Mangroves are critical in the ecological, economic and social development of coastal rural and urban communities. However, they are under threat by climate change and anthropogenic activities. The Sunda Banda Seascape (SBS), Indonesia, is among the world’s richest regions of mangrove biomass and biodiversity. To inform current and future management strategies, it is critical to provide estimates of how mangroves will respond to climate change in this region. Therefore, this paper utilized spatial analysis with model-based climatic indicators (temperature and precipitation) and mangrove distribution maps to estimate a benchmark for the mangrove biomass of the SBS in six scenarios, namely the Last Inter-glacial Period, the current scenario (1950–2000) and all four projected Representative Concentration Pathways in 2070 due to climate change.
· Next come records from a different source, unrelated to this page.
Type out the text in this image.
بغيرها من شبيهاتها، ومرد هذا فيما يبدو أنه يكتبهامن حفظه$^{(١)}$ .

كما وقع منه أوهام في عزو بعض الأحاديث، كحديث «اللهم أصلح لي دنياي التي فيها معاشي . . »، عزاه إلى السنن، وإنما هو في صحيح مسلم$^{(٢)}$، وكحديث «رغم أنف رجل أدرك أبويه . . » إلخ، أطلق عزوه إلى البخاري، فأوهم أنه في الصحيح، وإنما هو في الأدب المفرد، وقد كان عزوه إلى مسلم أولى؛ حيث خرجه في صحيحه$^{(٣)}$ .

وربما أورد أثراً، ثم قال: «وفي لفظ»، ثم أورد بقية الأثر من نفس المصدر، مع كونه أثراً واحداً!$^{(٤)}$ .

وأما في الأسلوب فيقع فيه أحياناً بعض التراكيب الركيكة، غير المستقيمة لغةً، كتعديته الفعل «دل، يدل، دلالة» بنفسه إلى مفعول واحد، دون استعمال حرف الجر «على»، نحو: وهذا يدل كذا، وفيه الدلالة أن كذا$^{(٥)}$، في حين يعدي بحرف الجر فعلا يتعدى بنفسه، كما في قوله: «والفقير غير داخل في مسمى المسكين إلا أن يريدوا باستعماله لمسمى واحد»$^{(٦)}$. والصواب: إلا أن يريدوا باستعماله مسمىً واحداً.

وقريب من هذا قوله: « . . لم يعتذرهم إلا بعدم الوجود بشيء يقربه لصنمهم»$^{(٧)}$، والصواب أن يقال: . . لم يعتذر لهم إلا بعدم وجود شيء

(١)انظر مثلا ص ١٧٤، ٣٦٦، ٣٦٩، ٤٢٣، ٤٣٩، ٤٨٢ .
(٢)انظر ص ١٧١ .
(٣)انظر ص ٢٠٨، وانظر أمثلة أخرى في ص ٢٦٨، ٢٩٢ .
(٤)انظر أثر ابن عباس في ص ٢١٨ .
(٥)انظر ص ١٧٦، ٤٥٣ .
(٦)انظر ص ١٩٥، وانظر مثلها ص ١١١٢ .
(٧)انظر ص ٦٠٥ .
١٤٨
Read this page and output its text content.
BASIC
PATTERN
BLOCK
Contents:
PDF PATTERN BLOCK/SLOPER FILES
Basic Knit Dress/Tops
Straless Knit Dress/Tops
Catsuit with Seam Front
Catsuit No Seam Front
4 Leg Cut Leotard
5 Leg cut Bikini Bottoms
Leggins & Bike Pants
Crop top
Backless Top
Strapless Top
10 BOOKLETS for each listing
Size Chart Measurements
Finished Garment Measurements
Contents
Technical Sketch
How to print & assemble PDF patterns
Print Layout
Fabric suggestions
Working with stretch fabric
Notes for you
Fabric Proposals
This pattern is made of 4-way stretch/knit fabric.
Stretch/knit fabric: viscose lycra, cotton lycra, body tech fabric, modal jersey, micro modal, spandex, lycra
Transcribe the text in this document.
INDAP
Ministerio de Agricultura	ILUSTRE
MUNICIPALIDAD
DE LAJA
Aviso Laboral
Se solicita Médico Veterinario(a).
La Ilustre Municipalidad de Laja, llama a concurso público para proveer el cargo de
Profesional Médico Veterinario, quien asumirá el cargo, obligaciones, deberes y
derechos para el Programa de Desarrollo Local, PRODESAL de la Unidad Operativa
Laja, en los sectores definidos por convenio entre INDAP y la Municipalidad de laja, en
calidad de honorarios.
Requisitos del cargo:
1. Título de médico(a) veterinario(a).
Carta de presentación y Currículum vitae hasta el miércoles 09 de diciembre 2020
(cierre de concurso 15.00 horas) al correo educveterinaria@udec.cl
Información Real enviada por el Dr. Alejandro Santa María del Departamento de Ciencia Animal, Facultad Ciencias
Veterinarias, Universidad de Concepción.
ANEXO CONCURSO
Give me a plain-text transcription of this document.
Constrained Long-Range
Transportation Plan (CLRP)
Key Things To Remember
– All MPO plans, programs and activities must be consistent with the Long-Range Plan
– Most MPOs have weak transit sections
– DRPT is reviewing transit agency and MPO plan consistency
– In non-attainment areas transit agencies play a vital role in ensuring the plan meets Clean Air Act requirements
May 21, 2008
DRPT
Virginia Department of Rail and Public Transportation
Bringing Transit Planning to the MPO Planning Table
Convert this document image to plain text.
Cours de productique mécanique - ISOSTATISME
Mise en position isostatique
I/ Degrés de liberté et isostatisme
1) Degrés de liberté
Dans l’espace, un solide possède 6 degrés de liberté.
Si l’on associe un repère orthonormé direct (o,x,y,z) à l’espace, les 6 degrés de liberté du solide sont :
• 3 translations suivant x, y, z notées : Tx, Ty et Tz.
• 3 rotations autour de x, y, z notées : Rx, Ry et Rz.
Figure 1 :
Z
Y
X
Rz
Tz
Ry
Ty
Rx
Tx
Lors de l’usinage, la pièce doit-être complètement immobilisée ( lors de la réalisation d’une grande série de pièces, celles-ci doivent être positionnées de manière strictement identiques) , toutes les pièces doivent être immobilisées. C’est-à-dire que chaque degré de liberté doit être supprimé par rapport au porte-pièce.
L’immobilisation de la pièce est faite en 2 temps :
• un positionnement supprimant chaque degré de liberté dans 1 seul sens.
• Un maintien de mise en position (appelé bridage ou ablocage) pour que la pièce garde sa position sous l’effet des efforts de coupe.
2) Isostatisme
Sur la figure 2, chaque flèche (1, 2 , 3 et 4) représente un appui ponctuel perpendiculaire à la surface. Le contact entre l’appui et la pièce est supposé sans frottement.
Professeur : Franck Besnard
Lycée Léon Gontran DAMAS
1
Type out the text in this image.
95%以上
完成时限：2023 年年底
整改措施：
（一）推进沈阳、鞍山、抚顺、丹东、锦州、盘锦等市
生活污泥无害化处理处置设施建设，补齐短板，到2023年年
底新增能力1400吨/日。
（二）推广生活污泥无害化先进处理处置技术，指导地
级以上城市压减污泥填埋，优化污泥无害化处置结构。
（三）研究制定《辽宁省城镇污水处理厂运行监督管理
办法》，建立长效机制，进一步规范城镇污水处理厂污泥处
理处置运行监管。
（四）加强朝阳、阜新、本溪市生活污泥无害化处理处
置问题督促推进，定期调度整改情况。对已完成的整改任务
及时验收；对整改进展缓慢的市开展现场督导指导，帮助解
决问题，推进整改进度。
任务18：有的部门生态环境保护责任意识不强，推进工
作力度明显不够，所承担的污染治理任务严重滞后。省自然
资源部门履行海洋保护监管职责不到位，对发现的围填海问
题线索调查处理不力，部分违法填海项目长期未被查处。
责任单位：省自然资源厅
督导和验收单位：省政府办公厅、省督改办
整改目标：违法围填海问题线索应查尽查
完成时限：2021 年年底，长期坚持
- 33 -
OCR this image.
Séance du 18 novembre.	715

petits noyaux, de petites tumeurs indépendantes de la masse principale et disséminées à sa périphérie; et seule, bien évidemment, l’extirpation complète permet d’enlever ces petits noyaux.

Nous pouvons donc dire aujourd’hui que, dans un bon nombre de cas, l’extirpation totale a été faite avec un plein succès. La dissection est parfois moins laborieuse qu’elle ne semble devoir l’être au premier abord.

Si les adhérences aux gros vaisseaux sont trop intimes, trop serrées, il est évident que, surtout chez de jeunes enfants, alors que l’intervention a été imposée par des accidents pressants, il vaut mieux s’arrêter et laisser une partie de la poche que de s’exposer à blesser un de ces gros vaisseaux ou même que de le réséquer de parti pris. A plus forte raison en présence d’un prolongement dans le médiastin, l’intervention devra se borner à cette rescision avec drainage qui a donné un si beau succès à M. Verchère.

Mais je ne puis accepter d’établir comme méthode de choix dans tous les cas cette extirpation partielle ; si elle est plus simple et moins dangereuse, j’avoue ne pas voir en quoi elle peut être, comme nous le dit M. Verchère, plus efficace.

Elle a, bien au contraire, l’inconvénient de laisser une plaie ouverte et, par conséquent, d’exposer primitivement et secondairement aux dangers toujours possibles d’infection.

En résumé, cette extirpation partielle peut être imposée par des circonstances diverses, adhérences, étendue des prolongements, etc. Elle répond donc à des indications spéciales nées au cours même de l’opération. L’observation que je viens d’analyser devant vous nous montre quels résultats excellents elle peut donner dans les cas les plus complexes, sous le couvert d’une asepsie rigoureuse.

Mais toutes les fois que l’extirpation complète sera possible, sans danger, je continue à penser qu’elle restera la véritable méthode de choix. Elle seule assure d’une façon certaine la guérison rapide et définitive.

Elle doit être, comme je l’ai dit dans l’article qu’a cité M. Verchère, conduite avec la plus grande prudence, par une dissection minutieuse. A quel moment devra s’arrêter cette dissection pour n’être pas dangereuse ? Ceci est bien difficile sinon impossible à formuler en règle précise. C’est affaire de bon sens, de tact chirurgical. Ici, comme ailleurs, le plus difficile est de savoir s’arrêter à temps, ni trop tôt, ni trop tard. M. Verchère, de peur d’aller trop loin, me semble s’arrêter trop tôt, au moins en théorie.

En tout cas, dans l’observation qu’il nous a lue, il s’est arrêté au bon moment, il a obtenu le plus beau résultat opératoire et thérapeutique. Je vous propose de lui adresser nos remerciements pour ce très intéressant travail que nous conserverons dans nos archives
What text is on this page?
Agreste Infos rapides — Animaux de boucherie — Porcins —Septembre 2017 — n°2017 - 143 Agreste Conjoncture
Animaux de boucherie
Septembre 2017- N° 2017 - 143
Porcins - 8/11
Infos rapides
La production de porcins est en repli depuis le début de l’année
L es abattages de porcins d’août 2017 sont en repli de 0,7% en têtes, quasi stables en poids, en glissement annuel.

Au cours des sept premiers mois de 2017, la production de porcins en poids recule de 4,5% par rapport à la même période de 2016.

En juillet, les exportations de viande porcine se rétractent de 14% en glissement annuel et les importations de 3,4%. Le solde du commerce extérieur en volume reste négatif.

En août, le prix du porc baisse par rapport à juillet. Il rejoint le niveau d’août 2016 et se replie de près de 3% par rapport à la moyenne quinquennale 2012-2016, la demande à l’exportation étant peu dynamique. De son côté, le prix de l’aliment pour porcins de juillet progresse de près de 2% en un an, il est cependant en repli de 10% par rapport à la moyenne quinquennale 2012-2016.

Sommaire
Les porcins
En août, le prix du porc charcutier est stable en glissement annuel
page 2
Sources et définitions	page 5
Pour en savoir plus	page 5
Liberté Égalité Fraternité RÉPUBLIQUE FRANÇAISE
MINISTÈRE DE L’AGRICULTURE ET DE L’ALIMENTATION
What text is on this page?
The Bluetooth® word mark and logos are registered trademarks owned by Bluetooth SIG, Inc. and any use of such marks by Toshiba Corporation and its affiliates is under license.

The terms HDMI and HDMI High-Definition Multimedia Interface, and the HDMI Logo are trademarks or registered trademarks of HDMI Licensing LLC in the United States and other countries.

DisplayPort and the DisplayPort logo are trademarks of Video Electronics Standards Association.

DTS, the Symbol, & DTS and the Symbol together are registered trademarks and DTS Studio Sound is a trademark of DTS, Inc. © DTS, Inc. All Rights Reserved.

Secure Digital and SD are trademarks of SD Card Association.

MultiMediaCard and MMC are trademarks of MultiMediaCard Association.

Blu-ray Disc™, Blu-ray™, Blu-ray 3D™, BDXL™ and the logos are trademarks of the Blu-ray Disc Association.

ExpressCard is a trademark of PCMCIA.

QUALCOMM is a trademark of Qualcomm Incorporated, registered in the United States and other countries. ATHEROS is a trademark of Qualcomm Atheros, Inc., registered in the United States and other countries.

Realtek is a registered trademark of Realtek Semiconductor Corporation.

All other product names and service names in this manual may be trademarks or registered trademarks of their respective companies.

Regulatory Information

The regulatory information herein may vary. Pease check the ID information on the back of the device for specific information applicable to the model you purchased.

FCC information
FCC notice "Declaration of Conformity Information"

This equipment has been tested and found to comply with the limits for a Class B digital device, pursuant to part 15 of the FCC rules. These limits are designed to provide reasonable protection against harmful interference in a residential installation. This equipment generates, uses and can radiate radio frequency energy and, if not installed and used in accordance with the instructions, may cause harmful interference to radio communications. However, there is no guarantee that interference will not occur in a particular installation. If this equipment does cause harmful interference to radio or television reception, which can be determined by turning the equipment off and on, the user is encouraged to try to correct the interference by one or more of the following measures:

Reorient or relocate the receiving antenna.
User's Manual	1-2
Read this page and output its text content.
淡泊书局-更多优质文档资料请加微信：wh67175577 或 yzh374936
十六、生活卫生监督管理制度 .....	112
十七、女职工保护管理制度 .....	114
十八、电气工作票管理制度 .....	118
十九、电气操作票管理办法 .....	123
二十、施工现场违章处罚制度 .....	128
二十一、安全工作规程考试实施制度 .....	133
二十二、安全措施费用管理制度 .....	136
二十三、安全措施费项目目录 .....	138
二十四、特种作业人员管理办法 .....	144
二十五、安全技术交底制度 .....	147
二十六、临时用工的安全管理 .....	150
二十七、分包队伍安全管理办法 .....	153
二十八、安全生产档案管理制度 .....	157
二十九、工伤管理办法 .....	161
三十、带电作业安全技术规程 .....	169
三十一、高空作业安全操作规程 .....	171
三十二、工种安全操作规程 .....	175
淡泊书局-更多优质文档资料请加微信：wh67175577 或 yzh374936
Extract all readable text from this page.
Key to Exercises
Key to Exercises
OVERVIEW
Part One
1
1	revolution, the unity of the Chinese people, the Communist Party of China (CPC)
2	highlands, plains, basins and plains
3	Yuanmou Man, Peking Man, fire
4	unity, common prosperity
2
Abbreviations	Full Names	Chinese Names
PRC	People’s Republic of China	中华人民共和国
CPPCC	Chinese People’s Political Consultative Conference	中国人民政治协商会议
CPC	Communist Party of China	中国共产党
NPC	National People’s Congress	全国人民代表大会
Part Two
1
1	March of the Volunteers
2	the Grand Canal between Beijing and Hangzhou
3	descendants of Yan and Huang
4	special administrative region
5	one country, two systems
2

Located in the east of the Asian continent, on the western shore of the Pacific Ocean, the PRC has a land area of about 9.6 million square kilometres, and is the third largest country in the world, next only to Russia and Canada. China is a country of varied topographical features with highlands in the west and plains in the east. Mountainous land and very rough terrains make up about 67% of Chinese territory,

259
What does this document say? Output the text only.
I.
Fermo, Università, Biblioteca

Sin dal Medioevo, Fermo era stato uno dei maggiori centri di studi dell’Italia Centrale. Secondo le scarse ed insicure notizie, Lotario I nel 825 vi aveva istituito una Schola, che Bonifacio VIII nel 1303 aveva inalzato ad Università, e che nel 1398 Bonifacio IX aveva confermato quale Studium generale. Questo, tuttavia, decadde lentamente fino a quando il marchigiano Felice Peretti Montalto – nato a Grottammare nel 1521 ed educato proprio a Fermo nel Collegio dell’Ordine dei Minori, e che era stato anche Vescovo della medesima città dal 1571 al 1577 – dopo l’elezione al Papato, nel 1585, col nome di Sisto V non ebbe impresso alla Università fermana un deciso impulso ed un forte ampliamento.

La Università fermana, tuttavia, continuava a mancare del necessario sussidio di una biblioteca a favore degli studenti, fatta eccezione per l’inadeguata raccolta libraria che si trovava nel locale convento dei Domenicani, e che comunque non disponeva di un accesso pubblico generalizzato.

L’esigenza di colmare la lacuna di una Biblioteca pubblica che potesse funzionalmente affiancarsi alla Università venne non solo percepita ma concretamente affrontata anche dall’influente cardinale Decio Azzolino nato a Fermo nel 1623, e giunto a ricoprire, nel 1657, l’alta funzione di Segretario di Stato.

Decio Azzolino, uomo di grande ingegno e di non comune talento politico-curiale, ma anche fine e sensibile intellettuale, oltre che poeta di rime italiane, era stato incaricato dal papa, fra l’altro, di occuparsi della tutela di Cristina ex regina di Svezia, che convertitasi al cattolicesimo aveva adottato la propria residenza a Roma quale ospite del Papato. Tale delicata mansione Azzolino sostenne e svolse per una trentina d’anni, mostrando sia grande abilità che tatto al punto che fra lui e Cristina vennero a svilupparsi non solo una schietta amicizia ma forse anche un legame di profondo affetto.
Despite mangroves gaining more biomass with climate change (the increase in CO2 concentration), this paper highlighted the great proportion of below-ground biomass in mangrove forests. It also showed that the changes in spatial distribution of mangrove biomass became more variable in the context of climate change. As mangroves have been proposed as an essential component of climate change strategies, this study can serve as a baseline for future studies and resource management strategies.